The 914-6 resplendent in French Porsche distributor Sonauto decals looked great. The ’65 and ’69 911s were my favourites however. You just can’t beat the perfect lines of Early 911s and they always look totally at home on the track.
I’ve gone through phases where I’ve had a yearning to try a wasp waisted TR3 or meaty TR5 but there have always been other cars which have been more tempting.
The TR2 and TR5 below represent two key design phases of the TR model range with the rather eccentric Walter Bellgrove designed TR2 with it’s gaping mouth later replaced in the TR3 by a more forward placed radiator grille and the Giovanni Michelotti designed TR5.
I still fancy a drive in a TR5 to try out that 2.5L fuel injected straight-6. I know the TR6 has the same chassis and power train but I just don’t like the slab-sided Karmann styling.
The GT6 was an evolution of the Spitfire design and whilst probably a very good car in it’s day – I was never of a fan of the Spitfire/GT6 styling bit I guess that’s partially explained by me being more of a Healey/MG man at that time and that inter-marque rivalry ran deep. It would be a bit like asking an Arsenal fan to wear a Tottenham shirt!
A total of 670 Turner Sports Cars were built between 1949 and 1966 at Jack Turner’s manufacturing base in Wolverhampton.
From 1954 – Jack’s design philosophy was to create a simple, affordable, entry-level sports car and he achieved this through building a sturdy tubular ladder chassis clothed in steel or fibreglass bodywork. Mechanical and suspension components varied but included Austin A series engines and transmissions as well as Coventry Climax and Ford units. A small number of early cars even featured an engine designed and built by Jack Turner himself.
The lightweight construction of the cars gave Turner a good power to weight ration when compared with more mass produced contemporary sports cars and this delivered quite a number of race and class wins against more established competition.
The cars featured below are Turner M1 and Mk2 models. The Mk1 of which only 40 were made normally featured 948cc Austin engines but I’m guessing that this particular one has the 1,216ccc Coventry Climax FWE engine.
The Mk2 of which 150 were made was an evolution of the Mk1 to provide improved trim, standardise Triumph Herald suspension and a mix of Austin, Coventry Climax and Ford engines. I didn’t see under the bonnet of this particular car but I’m guessing from the capacity that it has a 1,500cc Ford Cortina unit.
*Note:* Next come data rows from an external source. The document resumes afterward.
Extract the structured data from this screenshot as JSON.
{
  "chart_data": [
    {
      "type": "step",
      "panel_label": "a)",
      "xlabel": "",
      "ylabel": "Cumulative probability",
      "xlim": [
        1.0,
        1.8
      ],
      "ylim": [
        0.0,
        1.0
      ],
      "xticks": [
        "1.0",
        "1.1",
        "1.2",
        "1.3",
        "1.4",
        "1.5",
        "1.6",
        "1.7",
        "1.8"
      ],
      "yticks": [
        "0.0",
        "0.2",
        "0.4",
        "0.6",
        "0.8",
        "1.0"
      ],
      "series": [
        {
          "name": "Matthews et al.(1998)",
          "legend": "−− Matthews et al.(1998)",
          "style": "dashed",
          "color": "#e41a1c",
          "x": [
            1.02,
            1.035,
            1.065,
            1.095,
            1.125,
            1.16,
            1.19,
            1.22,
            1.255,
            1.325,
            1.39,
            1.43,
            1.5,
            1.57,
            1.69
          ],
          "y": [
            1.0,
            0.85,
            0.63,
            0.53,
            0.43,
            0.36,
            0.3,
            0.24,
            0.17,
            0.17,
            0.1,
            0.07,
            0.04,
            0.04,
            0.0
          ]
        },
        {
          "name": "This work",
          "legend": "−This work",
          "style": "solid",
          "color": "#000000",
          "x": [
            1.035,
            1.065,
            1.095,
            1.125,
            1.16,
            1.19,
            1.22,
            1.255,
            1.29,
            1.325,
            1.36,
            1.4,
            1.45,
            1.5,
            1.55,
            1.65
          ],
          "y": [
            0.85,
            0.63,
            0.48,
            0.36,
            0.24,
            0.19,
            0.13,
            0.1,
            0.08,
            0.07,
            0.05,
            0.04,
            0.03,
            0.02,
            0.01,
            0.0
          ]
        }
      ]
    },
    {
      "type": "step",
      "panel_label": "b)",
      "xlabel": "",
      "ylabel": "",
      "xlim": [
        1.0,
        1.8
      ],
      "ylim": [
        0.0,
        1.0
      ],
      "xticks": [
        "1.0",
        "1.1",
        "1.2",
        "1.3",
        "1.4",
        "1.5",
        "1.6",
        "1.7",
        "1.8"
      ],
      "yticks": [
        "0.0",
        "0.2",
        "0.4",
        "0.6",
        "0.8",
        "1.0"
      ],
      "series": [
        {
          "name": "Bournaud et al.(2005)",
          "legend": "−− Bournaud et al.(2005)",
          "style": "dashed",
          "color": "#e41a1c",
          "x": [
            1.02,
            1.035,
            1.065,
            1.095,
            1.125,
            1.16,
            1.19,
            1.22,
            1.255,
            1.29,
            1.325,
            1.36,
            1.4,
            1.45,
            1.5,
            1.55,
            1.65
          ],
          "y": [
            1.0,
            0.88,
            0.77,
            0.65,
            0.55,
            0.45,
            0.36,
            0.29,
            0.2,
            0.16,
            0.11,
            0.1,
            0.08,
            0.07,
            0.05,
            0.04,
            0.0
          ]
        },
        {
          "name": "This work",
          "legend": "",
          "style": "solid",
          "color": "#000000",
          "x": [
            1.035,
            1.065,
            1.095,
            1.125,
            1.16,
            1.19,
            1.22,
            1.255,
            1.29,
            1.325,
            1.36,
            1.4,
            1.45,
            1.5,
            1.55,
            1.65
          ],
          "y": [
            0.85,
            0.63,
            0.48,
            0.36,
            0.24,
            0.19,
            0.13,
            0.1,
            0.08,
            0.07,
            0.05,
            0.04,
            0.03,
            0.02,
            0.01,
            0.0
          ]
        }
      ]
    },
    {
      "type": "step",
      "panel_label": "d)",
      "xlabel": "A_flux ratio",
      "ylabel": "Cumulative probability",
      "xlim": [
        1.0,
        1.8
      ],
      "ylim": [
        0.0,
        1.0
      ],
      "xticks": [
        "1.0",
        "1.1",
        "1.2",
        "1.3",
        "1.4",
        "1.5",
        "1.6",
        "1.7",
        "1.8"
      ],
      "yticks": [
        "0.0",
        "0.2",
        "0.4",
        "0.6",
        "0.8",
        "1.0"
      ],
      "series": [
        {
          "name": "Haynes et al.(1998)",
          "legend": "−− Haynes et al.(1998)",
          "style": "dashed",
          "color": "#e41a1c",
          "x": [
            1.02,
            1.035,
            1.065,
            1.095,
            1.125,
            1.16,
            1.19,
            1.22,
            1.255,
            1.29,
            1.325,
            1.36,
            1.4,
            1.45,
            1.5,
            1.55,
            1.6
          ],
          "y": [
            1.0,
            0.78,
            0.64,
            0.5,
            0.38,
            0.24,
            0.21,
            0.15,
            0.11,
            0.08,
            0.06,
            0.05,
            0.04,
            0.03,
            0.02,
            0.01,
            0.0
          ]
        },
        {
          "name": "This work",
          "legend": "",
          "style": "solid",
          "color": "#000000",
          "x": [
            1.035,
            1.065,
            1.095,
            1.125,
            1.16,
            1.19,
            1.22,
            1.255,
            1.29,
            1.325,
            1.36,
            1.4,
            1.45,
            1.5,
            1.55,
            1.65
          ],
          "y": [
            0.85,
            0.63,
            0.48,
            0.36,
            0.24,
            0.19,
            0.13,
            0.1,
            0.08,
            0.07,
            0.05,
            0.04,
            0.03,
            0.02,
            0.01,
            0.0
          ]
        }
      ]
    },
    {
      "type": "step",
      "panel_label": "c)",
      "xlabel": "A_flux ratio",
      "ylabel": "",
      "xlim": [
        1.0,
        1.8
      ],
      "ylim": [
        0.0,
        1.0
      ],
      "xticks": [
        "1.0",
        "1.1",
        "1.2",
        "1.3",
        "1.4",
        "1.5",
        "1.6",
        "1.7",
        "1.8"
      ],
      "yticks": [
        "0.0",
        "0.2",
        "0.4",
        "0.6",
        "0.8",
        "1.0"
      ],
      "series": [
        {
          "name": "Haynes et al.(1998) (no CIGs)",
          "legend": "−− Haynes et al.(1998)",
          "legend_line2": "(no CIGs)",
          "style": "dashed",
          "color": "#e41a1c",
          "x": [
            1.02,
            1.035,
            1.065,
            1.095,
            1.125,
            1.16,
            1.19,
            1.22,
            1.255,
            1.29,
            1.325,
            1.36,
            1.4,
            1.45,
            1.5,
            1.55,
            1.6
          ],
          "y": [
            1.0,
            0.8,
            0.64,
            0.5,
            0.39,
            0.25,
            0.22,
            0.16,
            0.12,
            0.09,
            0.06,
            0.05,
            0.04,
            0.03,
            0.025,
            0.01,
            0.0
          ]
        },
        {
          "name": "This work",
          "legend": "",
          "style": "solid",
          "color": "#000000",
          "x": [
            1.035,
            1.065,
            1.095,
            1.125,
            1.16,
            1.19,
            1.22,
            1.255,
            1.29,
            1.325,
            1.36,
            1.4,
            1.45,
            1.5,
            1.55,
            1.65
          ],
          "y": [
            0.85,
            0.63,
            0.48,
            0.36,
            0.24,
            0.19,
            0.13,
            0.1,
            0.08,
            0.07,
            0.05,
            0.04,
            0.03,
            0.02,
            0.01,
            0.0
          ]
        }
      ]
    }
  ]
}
TVR – probably the best thing that ever came out of Blackpool!
This was the first time I’ve seen 3000M models race in a historic event. The big turn-out of TVRs on the track might explain why I also saw an S2 Vixen parked near the paddock. It was very similar to the ’72 S3 Vixen I once owned.
With their stump-pulling 4.7 Ford V8 engines – the Griffith’s were as awesome as ever but the 3000M’s looked pretty good too whizzing round the track. I really quite fancy an old TVR again for tinkering about with.
Can someone please get a move on and revive this marque!
Odds & Sods
The title is not mean’t to diminish the cars below – I just didn’t have enough pictures to justify a hole section to each one. They’re an eclectic bunch of road and competition cars – some vigorously raced and others simply cherished but actively driven.
The Art Car Batmobile BMW 3.0L CSL is a particular favourite but I did love seeing the lovely old Bentley proudly ensconced in its dedicated BRDC parking space behind the BRDC stand.